A sign is a visible symbol of something that’s invisible at the moment. We can see a flag, but we cannot see the entire country, much less the ideals embodied by the nation’s government. The flag is the symbol of the country, its people, and its principles.
A sign reveals something about the object it represents. A United States flag shows, by its fifty stars, that there are fifty states in the union; the red stripes memorialize those who died in serving their country; the white stripes stand for purity; and blue symbolizes heaven.

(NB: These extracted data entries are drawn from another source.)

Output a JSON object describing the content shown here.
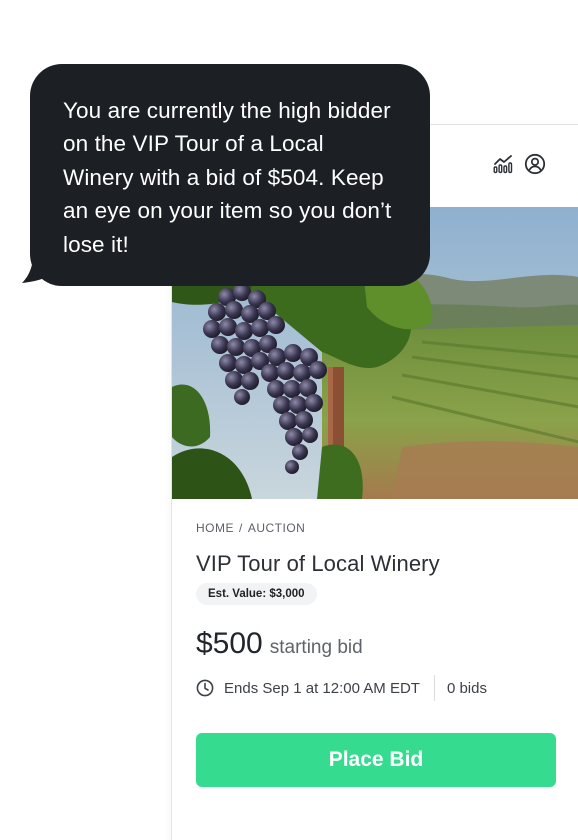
{
  "notification": {
    "message": "You are currently the high bidder on the VIP Tour of a Local Winery with a bid of $504. Keep an eye on your item so you don’t lose it!"
  },
  "topbar": {
    "icons": [
      "analytics-icon",
      "account-icon"
    ]
  },
  "item": {
    "breadcrumb": {
      "home": "HOME",
      "separator": "/",
      "section": "AUCTION"
    },
    "title": "VIP Tour of Local Winery",
    "est_value": "Est. Value: $3,000",
    "price": "$500",
    "price_label": "starting bid",
    "ends": "Ends Sep 1 at 12:00 AM EDT",
    "bids": "0 bids",
    "place_bid_label": "Place Bid"
  },
  "colors": {
    "bubble": "#1c1f24",
    "accent": "#35db8e",
    "text": "#2b2f36"
  }
}
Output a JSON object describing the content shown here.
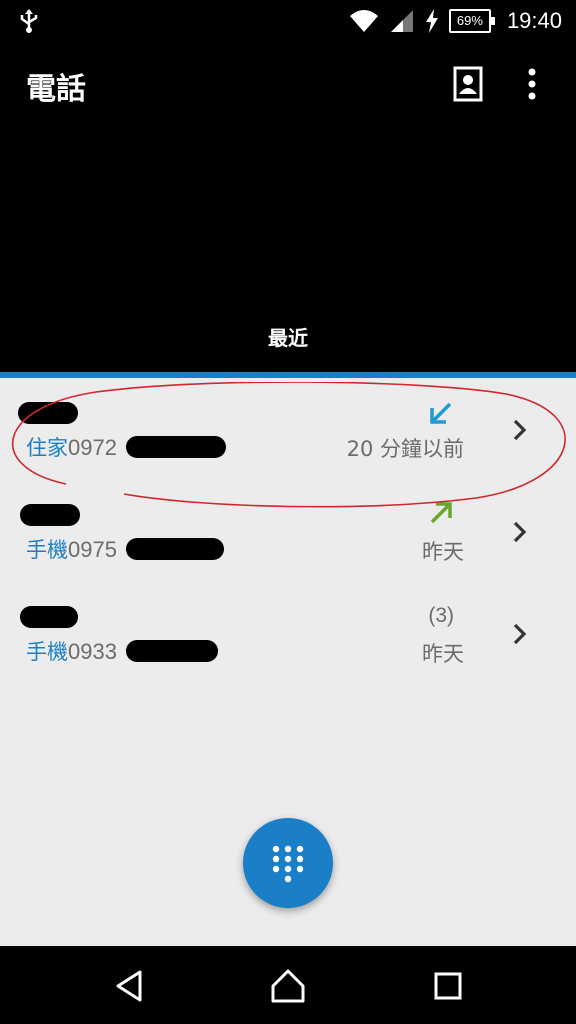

Yet a sign also conceals much about the object it represents. For signs and things remain distinct. A flag is not a country; and even though we might spend years studying the flag, the nation itself will elude definition. The nation, in a sense, is a mysterious reality-- a mystery."
*
America is not present in, or proximate to, an American flag. The American flag is not a sign, but a symbol. Given this analogue the referent is not present. Now, it is the very nature of the sacraments that God and His grace must be present necessarily and immediately (i.e., coextensive).
For an excellent and simple description of the sacraments read Peter Kreeft’s Fundamentals of the Faith.